Sa voix faiblissait de plus en plus, n’était plus qu’un murmure de prière ardente.

— Qui me donnera des ailes pour voler vers vous ? Mon âme, éloignée de vous, impatiente d’être remplie de vous, languit sans vous, vous souhaite avec ardeur, et soupire après vous, ô mon Dieu, ô mon unique bien, ma consolation, ma douceur, mon trésor, mon bonheur et ma vie, mon Dieu et mon tout…

Elle souriait, en balbutiant ce lambeau de l’acte de désir. Elle joignait les mains, semblait voir la tête grave de l’abbé Faujas dans une auréole. Celui-ci avait toujours réussi à arrêter un aveu sur les lèvres de Marthe ; il eut peur un instant, dégagea vivement ses bras. Et, se tenant debout :

— Soyez raisonnable, je le veux, dit-il avec autorité.
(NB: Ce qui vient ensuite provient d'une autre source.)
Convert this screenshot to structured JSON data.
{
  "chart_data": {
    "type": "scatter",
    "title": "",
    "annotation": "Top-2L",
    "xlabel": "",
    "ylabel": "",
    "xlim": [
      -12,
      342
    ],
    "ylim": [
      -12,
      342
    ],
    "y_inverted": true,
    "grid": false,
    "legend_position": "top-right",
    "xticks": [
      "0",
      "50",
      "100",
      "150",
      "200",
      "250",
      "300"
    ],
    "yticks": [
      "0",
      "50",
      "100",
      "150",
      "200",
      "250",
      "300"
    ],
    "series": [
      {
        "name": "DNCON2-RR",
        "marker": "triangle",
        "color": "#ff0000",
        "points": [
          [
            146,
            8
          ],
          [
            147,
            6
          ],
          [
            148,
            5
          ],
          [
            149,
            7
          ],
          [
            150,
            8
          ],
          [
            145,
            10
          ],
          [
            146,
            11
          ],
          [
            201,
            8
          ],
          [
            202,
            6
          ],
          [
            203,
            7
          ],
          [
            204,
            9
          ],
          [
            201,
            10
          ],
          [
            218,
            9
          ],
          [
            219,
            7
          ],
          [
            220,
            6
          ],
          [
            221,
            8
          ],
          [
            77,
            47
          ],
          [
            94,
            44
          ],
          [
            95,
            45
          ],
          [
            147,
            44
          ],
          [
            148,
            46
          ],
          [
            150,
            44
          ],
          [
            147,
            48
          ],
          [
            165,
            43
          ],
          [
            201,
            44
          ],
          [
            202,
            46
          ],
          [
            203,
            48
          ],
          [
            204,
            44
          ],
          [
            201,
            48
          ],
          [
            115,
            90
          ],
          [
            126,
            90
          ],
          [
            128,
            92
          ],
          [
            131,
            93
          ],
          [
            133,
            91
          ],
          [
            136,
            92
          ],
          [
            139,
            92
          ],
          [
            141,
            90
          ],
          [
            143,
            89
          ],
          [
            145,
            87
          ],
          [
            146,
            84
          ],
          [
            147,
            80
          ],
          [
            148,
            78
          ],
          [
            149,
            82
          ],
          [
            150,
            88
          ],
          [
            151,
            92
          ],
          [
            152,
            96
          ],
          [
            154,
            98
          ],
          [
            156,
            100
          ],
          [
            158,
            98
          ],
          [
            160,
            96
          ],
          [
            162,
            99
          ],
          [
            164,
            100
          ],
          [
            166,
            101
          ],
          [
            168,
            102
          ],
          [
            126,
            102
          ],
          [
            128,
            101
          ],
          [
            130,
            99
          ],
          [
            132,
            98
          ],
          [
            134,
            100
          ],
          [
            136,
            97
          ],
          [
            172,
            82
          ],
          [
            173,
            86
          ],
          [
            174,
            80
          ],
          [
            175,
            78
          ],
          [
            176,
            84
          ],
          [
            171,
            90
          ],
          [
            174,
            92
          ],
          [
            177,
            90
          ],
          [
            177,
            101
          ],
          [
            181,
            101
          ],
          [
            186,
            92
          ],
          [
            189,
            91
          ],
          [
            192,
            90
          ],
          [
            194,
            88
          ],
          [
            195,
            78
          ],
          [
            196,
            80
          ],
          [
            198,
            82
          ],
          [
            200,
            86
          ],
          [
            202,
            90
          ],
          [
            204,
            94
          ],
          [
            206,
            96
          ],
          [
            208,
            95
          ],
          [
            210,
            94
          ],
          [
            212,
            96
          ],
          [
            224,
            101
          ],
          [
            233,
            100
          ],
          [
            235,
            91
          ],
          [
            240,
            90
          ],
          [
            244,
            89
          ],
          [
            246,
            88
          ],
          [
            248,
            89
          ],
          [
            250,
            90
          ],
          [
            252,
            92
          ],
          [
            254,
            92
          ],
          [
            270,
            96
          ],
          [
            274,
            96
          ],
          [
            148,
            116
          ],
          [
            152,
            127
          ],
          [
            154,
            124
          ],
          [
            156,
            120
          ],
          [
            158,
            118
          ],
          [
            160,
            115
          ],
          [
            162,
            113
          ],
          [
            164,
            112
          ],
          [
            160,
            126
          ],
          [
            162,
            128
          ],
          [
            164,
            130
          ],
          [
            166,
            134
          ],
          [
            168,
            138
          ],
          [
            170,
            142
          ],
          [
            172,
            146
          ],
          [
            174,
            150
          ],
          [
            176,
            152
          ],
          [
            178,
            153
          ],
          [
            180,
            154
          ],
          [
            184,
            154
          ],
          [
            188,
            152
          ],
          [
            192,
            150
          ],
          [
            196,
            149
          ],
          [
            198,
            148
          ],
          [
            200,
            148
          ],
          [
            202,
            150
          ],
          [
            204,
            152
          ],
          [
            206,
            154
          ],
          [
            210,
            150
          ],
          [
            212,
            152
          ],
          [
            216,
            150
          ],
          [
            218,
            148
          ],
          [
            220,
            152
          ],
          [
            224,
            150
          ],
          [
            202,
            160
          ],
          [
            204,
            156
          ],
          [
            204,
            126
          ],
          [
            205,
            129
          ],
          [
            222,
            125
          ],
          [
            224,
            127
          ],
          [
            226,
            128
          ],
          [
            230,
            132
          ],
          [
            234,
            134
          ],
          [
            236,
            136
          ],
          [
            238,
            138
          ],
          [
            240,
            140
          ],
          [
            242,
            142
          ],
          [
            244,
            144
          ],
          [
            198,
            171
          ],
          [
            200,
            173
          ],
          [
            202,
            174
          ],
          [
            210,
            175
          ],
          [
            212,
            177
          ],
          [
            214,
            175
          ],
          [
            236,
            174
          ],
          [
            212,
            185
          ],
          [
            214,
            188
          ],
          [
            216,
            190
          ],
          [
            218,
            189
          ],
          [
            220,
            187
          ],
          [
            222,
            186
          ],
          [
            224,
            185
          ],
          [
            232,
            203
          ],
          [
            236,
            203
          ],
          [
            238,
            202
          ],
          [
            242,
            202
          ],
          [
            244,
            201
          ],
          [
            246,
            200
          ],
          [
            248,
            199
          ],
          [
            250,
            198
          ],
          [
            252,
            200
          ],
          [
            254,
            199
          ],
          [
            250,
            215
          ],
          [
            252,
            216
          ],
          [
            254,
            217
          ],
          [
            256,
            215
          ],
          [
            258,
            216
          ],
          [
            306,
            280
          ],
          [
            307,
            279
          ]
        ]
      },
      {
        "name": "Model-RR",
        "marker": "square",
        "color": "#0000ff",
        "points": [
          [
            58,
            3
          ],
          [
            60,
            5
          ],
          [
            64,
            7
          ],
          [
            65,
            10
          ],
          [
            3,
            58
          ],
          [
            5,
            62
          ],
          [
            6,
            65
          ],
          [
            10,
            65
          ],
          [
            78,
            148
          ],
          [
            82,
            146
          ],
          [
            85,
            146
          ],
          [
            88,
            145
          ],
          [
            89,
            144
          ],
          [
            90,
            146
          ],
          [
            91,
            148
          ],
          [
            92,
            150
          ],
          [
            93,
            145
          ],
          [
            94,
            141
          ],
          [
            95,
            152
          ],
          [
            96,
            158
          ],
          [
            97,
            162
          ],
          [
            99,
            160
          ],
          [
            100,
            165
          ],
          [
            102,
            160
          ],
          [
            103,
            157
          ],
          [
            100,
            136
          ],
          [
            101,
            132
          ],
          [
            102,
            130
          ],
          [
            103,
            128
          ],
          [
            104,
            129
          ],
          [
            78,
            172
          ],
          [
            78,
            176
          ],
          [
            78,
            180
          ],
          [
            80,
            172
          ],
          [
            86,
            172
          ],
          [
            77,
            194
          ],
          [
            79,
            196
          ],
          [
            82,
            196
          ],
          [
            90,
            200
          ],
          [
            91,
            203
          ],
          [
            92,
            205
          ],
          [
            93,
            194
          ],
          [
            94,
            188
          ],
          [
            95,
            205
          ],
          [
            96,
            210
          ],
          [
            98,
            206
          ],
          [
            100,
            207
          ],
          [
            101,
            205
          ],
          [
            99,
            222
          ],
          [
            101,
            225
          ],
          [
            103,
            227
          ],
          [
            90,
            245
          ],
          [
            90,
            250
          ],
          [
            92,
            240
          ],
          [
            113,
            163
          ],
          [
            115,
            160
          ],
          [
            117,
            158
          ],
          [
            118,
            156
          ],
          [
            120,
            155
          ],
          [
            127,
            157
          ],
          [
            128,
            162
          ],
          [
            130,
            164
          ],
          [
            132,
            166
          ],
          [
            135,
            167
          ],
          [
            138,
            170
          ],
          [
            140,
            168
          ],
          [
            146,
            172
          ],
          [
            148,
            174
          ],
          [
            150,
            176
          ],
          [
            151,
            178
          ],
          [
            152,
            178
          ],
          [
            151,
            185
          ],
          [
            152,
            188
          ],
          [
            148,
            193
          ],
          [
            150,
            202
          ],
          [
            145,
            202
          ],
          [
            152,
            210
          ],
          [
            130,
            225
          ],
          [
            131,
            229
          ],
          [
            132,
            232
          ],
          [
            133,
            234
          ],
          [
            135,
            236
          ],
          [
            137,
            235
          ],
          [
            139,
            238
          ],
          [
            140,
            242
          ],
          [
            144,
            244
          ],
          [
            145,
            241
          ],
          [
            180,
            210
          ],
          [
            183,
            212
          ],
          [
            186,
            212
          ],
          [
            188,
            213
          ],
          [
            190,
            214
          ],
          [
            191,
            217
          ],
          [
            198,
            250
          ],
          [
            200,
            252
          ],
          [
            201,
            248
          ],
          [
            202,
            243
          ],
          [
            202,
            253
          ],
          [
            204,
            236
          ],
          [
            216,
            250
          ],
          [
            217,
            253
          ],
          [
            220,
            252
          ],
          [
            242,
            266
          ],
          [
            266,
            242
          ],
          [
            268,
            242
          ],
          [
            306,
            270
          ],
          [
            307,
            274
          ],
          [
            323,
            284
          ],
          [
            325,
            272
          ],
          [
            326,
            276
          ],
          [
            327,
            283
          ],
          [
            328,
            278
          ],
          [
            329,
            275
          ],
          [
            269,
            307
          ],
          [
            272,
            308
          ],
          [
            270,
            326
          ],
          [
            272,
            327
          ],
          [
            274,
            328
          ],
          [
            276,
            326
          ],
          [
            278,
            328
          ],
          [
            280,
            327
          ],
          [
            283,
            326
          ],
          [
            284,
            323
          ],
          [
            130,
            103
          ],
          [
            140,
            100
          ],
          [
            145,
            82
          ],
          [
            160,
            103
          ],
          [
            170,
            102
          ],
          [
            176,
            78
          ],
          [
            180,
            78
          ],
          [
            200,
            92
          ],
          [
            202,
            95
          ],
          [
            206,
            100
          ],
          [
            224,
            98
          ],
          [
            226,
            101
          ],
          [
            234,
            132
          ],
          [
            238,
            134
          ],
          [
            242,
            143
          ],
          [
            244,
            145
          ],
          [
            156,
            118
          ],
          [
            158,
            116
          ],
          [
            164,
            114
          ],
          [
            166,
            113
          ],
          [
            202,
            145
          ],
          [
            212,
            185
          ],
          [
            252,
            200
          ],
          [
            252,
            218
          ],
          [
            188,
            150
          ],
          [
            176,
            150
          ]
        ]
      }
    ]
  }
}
Dieu refusera vos hommages, si vous ne les lui adressez pas dans le calme de votre raison… Il s’agit de vous soigner en ce moment.

Rose revenait, désespérée de n’avoir pas trouvé de l’éther. Il l’installa auprès du lit, répétant à Marthe d’une voix douce :

— Ne vous tourmentez pas. Dieu sera touché de votre amour. Quand l’heure viendra, il descendra en vous, il vous emplira d’une éternelle félicité.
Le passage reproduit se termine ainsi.